AIDS is a challenge to mankind. Widespread use of cART changed HIV
from a progressive illness with a lethal prognosis into a chronic controlled disease with
some side-effects. There is a problem of latent infection or viral reservoir(s), which is
unaffected by ART and is not recognized by the immune system. Many researches
have concentrated on reducing/disrupting the latent viral reservoir(s) to get rid of HIV.
Mucosal surfaces are the entry point and the major regions of HIV-replication. HIV is
associated with dramatic loss of gastrointestinal Th17 cells, high mucosal permeability,
and chronic inflammation. Effective treatments or prophylaxis at the mucosal level are
much needed. Understanding the interplay between microbiota and HIV is important
for development successful strategies for HIV/AIDS prevention, treatment and care.
Increasing evidence indicate that microbiota can play an important role in HIV
transmission and pathogenesis. A new powerful probiotic product (PP) was developed.
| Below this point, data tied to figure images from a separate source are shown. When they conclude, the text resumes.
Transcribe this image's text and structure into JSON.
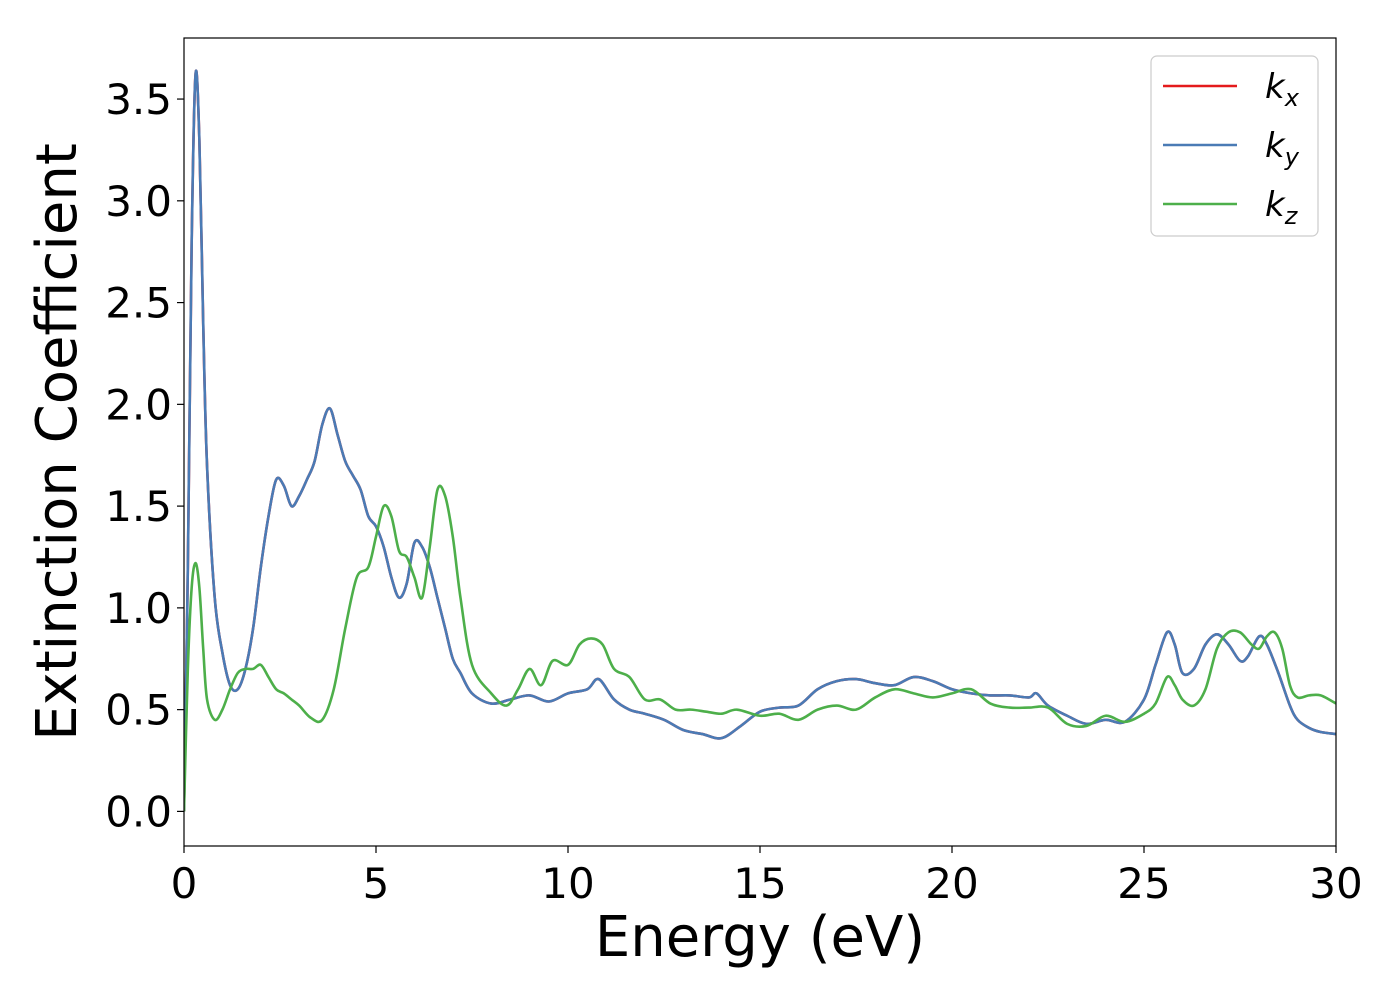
{
  "chart_data": {
    "type": "line",
    "title": "",
    "xlabel": "Energy (eV)",
    "ylabel": "Extinction Coefficient",
    "xlim": [
      0,
      30
    ],
    "ylim": [
      -0.17,
      3.8
    ],
    "xticks": [
      0,
      5,
      10,
      15,
      20,
      25,
      30
    ],
    "xtick_labels": [
      "0",
      "5",
      "10",
      "15",
      "20",
      "25",
      "30"
    ],
    "yticks": [
      0.0,
      0.5,
      1.0,
      1.5,
      2.0,
      2.5,
      3.0,
      3.5
    ],
    "ytick_labels": [
      "0.0",
      "0.5",
      "1.0",
      "1.5",
      "2.0",
      "2.5",
      "3.0",
      "3.5"
    ],
    "grid": false,
    "legend_position": "top-right",
    "series": [
      {
        "name": "k_x",
        "legend_base": "k",
        "legend_sub": "x",
        "color": "#e41a1c",
        "x": [
          0,
          0.1,
          0.2,
          0.3,
          0.4,
          0.5,
          0.6,
          0.8,
          1.0,
          1.2,
          1.4,
          1.6,
          1.8,
          2.0,
          2.2,
          2.4,
          2.6,
          2.8,
          3.0,
          3.2,
          3.4,
          3.6,
          3.8,
          4.0,
          4.2,
          4.4,
          4.6,
          4.8,
          5.0,
          5.2,
          5.4,
          5.6,
          5.8,
          6.0,
          6.2,
          6.4,
          6.6,
          6.8,
          7.0,
          7.2,
          7.5,
          8.0,
          8.5,
          9.0,
          9.5,
          10.0,
          10.5,
          10.8,
          11.2,
          11.6,
          12.0,
          12.5,
          13.0,
          13.5,
          14.0,
          14.5,
          15.0,
          15.5,
          16.0,
          16.5,
          17.0,
          17.5,
          18.0,
          18.5,
          19.0,
          19.5,
          20.0,
          20.5,
          21.0,
          21.5,
          22.0,
          22.2,
          22.5,
          23.0,
          23.5,
          24.0,
          24.5,
          25.0,
          25.3,
          25.6,
          25.8,
          26.0,
          26.3,
          26.6,
          26.9,
          27.2,
          27.5,
          27.7,
          28.0,
          28.2,
          28.5,
          28.8,
          29.0,
          29.3,
          29.6,
          30.0
        ],
        "y": [
          0.0,
          1.2,
          2.8,
          3.62,
          3.3,
          2.4,
          1.7,
          1.05,
          0.78,
          0.62,
          0.6,
          0.7,
          0.9,
          1.2,
          1.45,
          1.63,
          1.6,
          1.5,
          1.55,
          1.63,
          1.72,
          1.9,
          1.98,
          1.85,
          1.72,
          1.65,
          1.58,
          1.45,
          1.4,
          1.3,
          1.15,
          1.05,
          1.12,
          1.32,
          1.3,
          1.2,
          1.05,
          0.9,
          0.75,
          0.68,
          0.58,
          0.53,
          0.55,
          0.57,
          0.54,
          0.58,
          0.6,
          0.65,
          0.55,
          0.5,
          0.48,
          0.45,
          0.4,
          0.38,
          0.36,
          0.42,
          0.49,
          0.51,
          0.52,
          0.6,
          0.64,
          0.65,
          0.63,
          0.62,
          0.66,
          0.64,
          0.6,
          0.58,
          0.57,
          0.57,
          0.56,
          0.58,
          0.52,
          0.47,
          0.43,
          0.45,
          0.44,
          0.55,
          0.72,
          0.88,
          0.82,
          0.68,
          0.7,
          0.82,
          0.87,
          0.82,
          0.74,
          0.76,
          0.86,
          0.82,
          0.68,
          0.52,
          0.45,
          0.41,
          0.39,
          0.38
        ]
      },
      {
        "name": "k_y",
        "legend_base": "k",
        "legend_sub": "y",
        "color": "#4a7bb5",
        "x": [
          0,
          0.1,
          0.2,
          0.3,
          0.4,
          0.5,
          0.6,
          0.8,
          1.0,
          1.2,
          1.4,
          1.6,
          1.8,
          2.0,
          2.2,
          2.4,
          2.6,
          2.8,
          3.0,
          3.2,
          3.4,
          3.6,
          3.8,
          4.0,
          4.2,
          4.4,
          4.6,
          4.8,
          5.0,
          5.2,
          5.4,
          5.6,
          5.8,
          6.0,
          6.2,
          6.4,
          6.6,
          6.8,
          7.0,
          7.2,
          7.5,
          8.0,
          8.5,
          9.0,
          9.5,
          10.0,
          10.5,
          10.8,
          11.2,
          11.6,
          12.0,
          12.5,
          13.0,
          13.5,
          14.0,
          14.5,
          15.0,
          15.5,
          16.0,
          16.5,
          17.0,
          17.5,
          18.0,
          18.5,
          19.0,
          19.5,
          20.0,
          20.5,
          21.0,
          21.5,
          22.0,
          22.2,
          22.5,
          23.0,
          23.5,
          24.0,
          24.5,
          25.0,
          25.3,
          25.6,
          25.8,
          26.0,
          26.3,
          26.6,
          26.9,
          27.2,
          27.5,
          27.7,
          28.0,
          28.2,
          28.5,
          28.8,
          29.0,
          29.3,
          29.6,
          30.0
        ],
        "y": [
          0.0,
          1.2,
          2.8,
          3.62,
          3.3,
          2.4,
          1.7,
          1.05,
          0.78,
          0.62,
          0.6,
          0.7,
          0.9,
          1.2,
          1.45,
          1.63,
          1.6,
          1.5,
          1.55,
          1.63,
          1.72,
          1.9,
          1.98,
          1.85,
          1.72,
          1.65,
          1.58,
          1.45,
          1.4,
          1.3,
          1.15,
          1.05,
          1.12,
          1.32,
          1.3,
          1.2,
          1.05,
          0.9,
          0.75,
          0.68,
          0.58,
          0.53,
          0.55,
          0.57,
          0.54,
          0.58,
          0.6,
          0.65,
          0.55,
          0.5,
          0.48,
          0.45,
          0.4,
          0.38,
          0.36,
          0.42,
          0.49,
          0.51,
          0.52,
          0.6,
          0.64,
          0.65,
          0.63,
          0.62,
          0.66,
          0.64,
          0.6,
          0.58,
          0.57,
          0.57,
          0.56,
          0.58,
          0.52,
          0.47,
          0.43,
          0.45,
          0.44,
          0.55,
          0.72,
          0.88,
          0.82,
          0.68,
          0.7,
          0.82,
          0.87,
          0.82,
          0.74,
          0.76,
          0.86,
          0.82,
          0.68,
          0.52,
          0.45,
          0.41,
          0.39,
          0.38
        ]
      },
      {
        "name": "k_z",
        "legend_base": "k",
        "legend_sub": "z",
        "color": "#4daf4a",
        "x": [
          0,
          0.1,
          0.2,
          0.3,
          0.4,
          0.5,
          0.6,
          0.8,
          1.0,
          1.2,
          1.4,
          1.6,
          1.8,
          2.0,
          2.2,
          2.4,
          2.6,
          2.8,
          3.0,
          3.3,
          3.6,
          3.9,
          4.2,
          4.5,
          4.8,
          5.0,
          5.2,
          5.4,
          5.6,
          5.8,
          6.0,
          6.2,
          6.4,
          6.6,
          6.8,
          7.0,
          7.2,
          7.5,
          8.0,
          8.4,
          8.7,
          9.0,
          9.3,
          9.6,
          10.0,
          10.3,
          10.6,
          10.9,
          11.2,
          11.6,
          12.0,
          12.4,
          12.8,
          13.2,
          13.6,
          14.0,
          14.4,
          15.0,
          15.5,
          16.0,
          16.5,
          17.0,
          17.5,
          18.0,
          18.5,
          19.0,
          19.5,
          20.0,
          20.5,
          21.0,
          21.5,
          22.0,
          22.5,
          23.0,
          23.5,
          24.0,
          24.5,
          25.0,
          25.3,
          25.6,
          25.8,
          26.0,
          26.3,
          26.6,
          26.9,
          27.2,
          27.5,
          27.8,
          28.0,
          28.2,
          28.4,
          28.6,
          28.8,
          29.0,
          29.3,
          29.6,
          30.0
        ],
        "y": [
          0.0,
          0.7,
          1.1,
          1.22,
          1.1,
          0.8,
          0.55,
          0.45,
          0.5,
          0.6,
          0.68,
          0.7,
          0.7,
          0.72,
          0.66,
          0.6,
          0.58,
          0.55,
          0.52,
          0.46,
          0.45,
          0.6,
          0.9,
          1.15,
          1.2,
          1.35,
          1.5,
          1.45,
          1.28,
          1.25,
          1.15,
          1.05,
          1.3,
          1.58,
          1.55,
          1.35,
          1.05,
          0.72,
          0.58,
          0.52,
          0.6,
          0.7,
          0.62,
          0.74,
          0.72,
          0.82,
          0.85,
          0.82,
          0.7,
          0.66,
          0.55,
          0.55,
          0.5,
          0.5,
          0.49,
          0.48,
          0.5,
          0.47,
          0.48,
          0.45,
          0.5,
          0.52,
          0.5,
          0.56,
          0.6,
          0.58,
          0.56,
          0.58,
          0.6,
          0.53,
          0.51,
          0.51,
          0.51,
          0.43,
          0.42,
          0.47,
          0.44,
          0.48,
          0.53,
          0.66,
          0.62,
          0.55,
          0.52,
          0.6,
          0.8,
          0.88,
          0.88,
          0.82,
          0.8,
          0.86,
          0.88,
          0.8,
          0.62,
          0.56,
          0.57,
          0.57,
          0.53
        ]
      }
    ]
  }
}
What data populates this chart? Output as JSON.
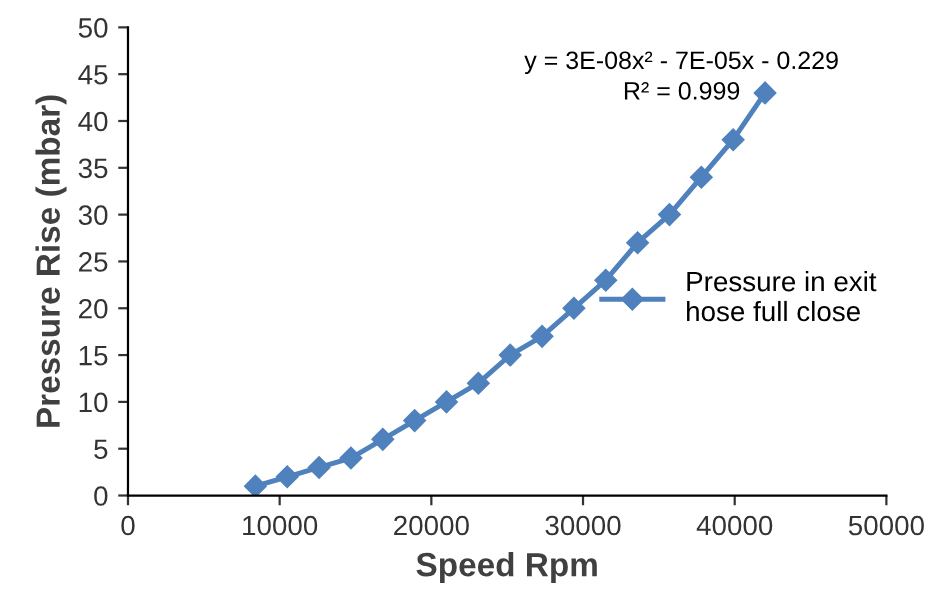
{
  "chart_data": {
    "type": "line",
    "xlabel": "Speed Rpm",
    "ylabel": "Pressure Rise (mbar)",
    "x": [
      8400,
      10500,
      12600,
      14700,
      16800,
      18900,
      21000,
      23100,
      25200,
      27300,
      29400,
      31500,
      33600,
      35700,
      37800,
      39900,
      42000
    ],
    "series": [
      {
        "name": "Pressure in exit hose full close",
        "color": "#4f81bd",
        "values": [
          1,
          2,
          3,
          4,
          6,
          8,
          10,
          12,
          15,
          17,
          20,
          23,
          27,
          30,
          34,
          38,
          43
        ]
      }
    ],
    "xlim": [
      0,
      50000
    ],
    "xticks": [
      0,
      10000,
      20000,
      30000,
      40000,
      50000
    ],
    "ylim": [
      0,
      50
    ],
    "yticks": [
      0,
      5,
      10,
      15,
      20,
      25,
      30,
      35,
      40,
      45,
      50
    ],
    "annotations": [
      "y = 3E-08x² - 7E-05x - 0.229\nR² = 0.999"
    ],
    "marker": "diamond",
    "line_style": "solid",
    "grid": false,
    "legend": "right"
  }
}
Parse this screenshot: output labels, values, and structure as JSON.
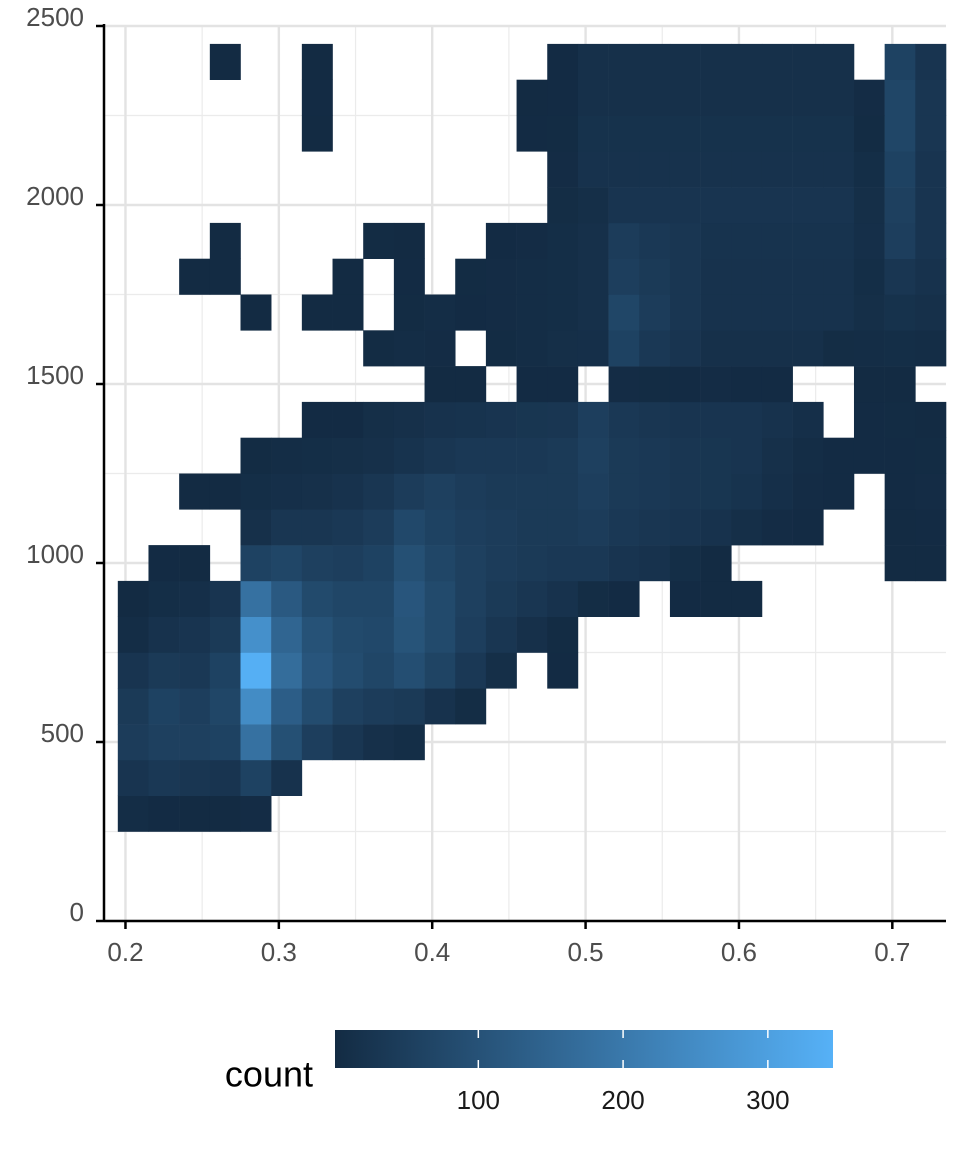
{
  "chart_data": {
    "type": "heatmap",
    "xlim": [
      0.186,
      0.735
    ],
    "ylim": [
      0,
      2500
    ],
    "xticks": [
      0.2,
      0.3,
      0.4,
      0.5,
      0.6,
      0.7
    ],
    "yticks": [
      0,
      500,
      1000,
      1500,
      2000,
      2500
    ],
    "grid": true,
    "minor_grid": true,
    "x_bins": [
      0.195,
      0.215,
      0.235,
      0.255,
      0.275,
      0.295,
      0.315,
      0.335,
      0.355,
      0.375,
      0.395,
      0.415,
      0.435,
      0.455,
      0.475,
      0.495,
      0.515,
      0.535,
      0.555,
      0.575,
      0.595,
      0.615,
      0.635,
      0.655,
      0.675,
      0.695,
      0.715,
      0.735
    ],
    "y_bins": [
      250,
      350,
      450,
      550,
      650,
      750,
      850,
      950,
      1050,
      1150,
      1250,
      1350,
      1450,
      1550,
      1650,
      1750,
      1850,
      1950,
      2050,
      2150,
      2250,
      2350,
      2450
    ],
    "counts": [
      [
        6,
        2,
        1,
        1,
        4,
        null,
        null,
        null,
        null,
        null,
        null,
        null,
        null,
        null,
        null,
        null,
        null,
        null,
        null,
        null,
        null,
        null,
        null,
        null,
        null,
        null,
        null
      ],
      [
        25,
        35,
        30,
        25,
        60,
        20,
        null,
        null,
        null,
        null,
        null,
        null,
        null,
        null,
        null,
        null,
        null,
        null,
        null,
        null,
        null,
        null,
        null,
        null,
        null,
        null,
        null
      ],
      [
        45,
        55,
        55,
        60,
        180,
        95,
        50,
        30,
        15,
        8,
        null,
        null,
        null,
        null,
        null,
        null,
        null,
        null,
        null,
        null,
        null,
        null,
        null,
        null,
        null,
        null,
        null
      ],
      [
        40,
        60,
        50,
        70,
        250,
        130,
        85,
        55,
        45,
        40,
        20,
        5,
        null,
        null,
        null,
        null,
        null,
        null,
        null,
        null,
        null,
        null,
        null,
        null,
        null,
        null,
        null
      ],
      [
        25,
        40,
        35,
        60,
        340,
        170,
        110,
        85,
        70,
        90,
        65,
        35,
        10,
        null,
        2,
        null,
        null,
        null,
        null,
        null,
        null,
        null,
        null,
        null,
        null,
        null,
        null
      ],
      [
        6,
        20,
        25,
        40,
        260,
        150,
        100,
        80,
        75,
        105,
        80,
        50,
        30,
        15,
        3,
        null,
        null,
        null,
        null,
        null,
        null,
        null,
        null,
        null,
        null,
        null,
        null
      ],
      [
        1,
        8,
        12,
        25,
        180,
        120,
        80,
        70,
        70,
        110,
        80,
        55,
        40,
        30,
        20,
        5,
        2,
        null,
        2,
        1,
        1,
        null,
        null,
        null,
        null,
        null,
        null
      ],
      [
        null,
        2,
        1,
        null,
        60,
        70,
        55,
        50,
        60,
        95,
        70,
        55,
        45,
        40,
        35,
        35,
        25,
        20,
        8,
        1,
        null,
        null,
        null,
        null,
        null,
        1,
        1
      ],
      [
        null,
        null,
        null,
        null,
        15,
        30,
        30,
        35,
        45,
        75,
        60,
        50,
        45,
        40,
        40,
        45,
        35,
        30,
        25,
        20,
        10,
        4,
        2,
        null,
        null,
        1,
        2
      ],
      [
        null,
        null,
        1,
        1,
        8,
        12,
        15,
        20,
        30,
        45,
        55,
        45,
        40,
        40,
        40,
        50,
        40,
        35,
        30,
        28,
        22,
        12,
        4,
        2,
        null,
        2,
        4
      ],
      [
        null,
        null,
        null,
        null,
        3,
        6,
        8,
        10,
        15,
        22,
        30,
        35,
        35,
        35,
        40,
        55,
        40,
        35,
        30,
        28,
        25,
        15,
        6,
        2,
        2,
        2,
        3
      ],
      [
        null,
        null,
        null,
        null,
        null,
        null,
        2,
        2,
        10,
        14,
        20,
        22,
        25,
        28,
        30,
        50,
        35,
        30,
        25,
        25,
        25,
        20,
        12,
        null,
        2,
        3,
        1
      ],
      [
        null,
        null,
        null,
        null,
        null,
        null,
        null,
        null,
        null,
        null,
        1,
        1,
        null,
        2,
        2,
        null,
        4,
        3,
        2,
        4,
        2,
        2,
        null,
        null,
        1,
        1,
        null
      ],
      [
        null,
        null,
        null,
        null,
        null,
        null,
        null,
        null,
        3,
        6,
        4,
        null,
        3,
        6,
        10,
        12,
        60,
        35,
        25,
        15,
        15,
        15,
        15,
        5,
        6,
        8,
        6
      ],
      [
        null,
        null,
        null,
        null,
        1,
        null,
        1,
        1,
        null,
        3,
        6,
        2,
        4,
        6,
        8,
        15,
        70,
        45,
        30,
        20,
        20,
        20,
        20,
        20,
        10,
        18,
        14
      ],
      [
        null,
        null,
        1,
        1,
        null,
        null,
        null,
        1,
        null,
        2,
        null,
        3,
        4,
        6,
        8,
        15,
        50,
        40,
        30,
        20,
        20,
        20,
        20,
        20,
        8,
        30,
        20
      ],
      [
        null,
        null,
        null,
        1,
        null,
        null,
        null,
        null,
        3,
        1,
        null,
        null,
        2,
        4,
        8,
        15,
        45,
        35,
        30,
        22,
        22,
        22,
        22,
        22,
        12,
        50,
        25
      ],
      [
        null,
        null,
        null,
        null,
        null,
        null,
        null,
        null,
        null,
        null,
        null,
        null,
        null,
        null,
        5,
        10,
        25,
        25,
        25,
        25,
        25,
        25,
        25,
        25,
        10,
        55,
        25
      ],
      [
        null,
        null,
        null,
        null,
        null,
        null,
        null,
        null,
        null,
        null,
        null,
        null,
        null,
        null,
        4,
        20,
        20,
        20,
        20,
        20,
        20,
        20,
        20,
        20,
        8,
        60,
        25
      ],
      [
        null,
        null,
        null,
        null,
        null,
        null,
        1,
        null,
        null,
        null,
        null,
        null,
        null,
        2,
        3,
        18,
        18,
        18,
        18,
        18,
        18,
        18,
        18,
        18,
        3,
        70,
        30
      ],
      [
        null,
        null,
        null,
        null,
        null,
        null,
        2,
        null,
        null,
        null,
        null,
        null,
        null,
        1,
        2,
        15,
        15,
        15,
        15,
        15,
        15,
        15,
        15,
        15,
        4,
        70,
        30
      ],
      [
        null,
        null,
        null,
        1,
        null,
        null,
        1,
        null,
        null,
        null,
        null,
        null,
        null,
        null,
        2,
        15,
        15,
        15,
        15,
        15,
        15,
        15,
        15,
        15,
        null,
        60,
        25
      ]
    ],
    "legend_title": "count",
    "clim": [
      1,
      345
    ],
    "colorbar_ticks": [
      100,
      200,
      300
    ],
    "color_low": "#132B43",
    "color_high": "#56B1F7"
  }
}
PP stimulates growth of symbiotic microflora and has a very broad spectrum of antimicrobial
activity. PP boosts the immune system. The strongest stimulation of mucosal
immune system occurred when PP was administered directly at a mucosal surface.
Various routes of PP administration are discussed. PP can improve function of
cardiovascular system and cognitive function in HIV/AIDS patients. PP provided relief
from opportunistic infections and improved immunological status in HIV/AIDS
individuals. It is expected that PP can be used as supplemental therapy to cART.
Keywords: AIDS, Antiretroviral therapy, Cytotoxic T lymphocytes, Gut
permeability, HIV, HIV-1, HIV-associated neurocognitive disorders, Human
immunodeficiency virus, Inflammation, Latency, Latency reversing agent, LRA,
MALT, Microbiota, Mucosal immunology, Mucus-associated lymphoid tissue,
Neurotrophic factors, Non-toxicity, Opportunistic infection, Probiotics, Th17, Viral reactivation, Viral reservoirs.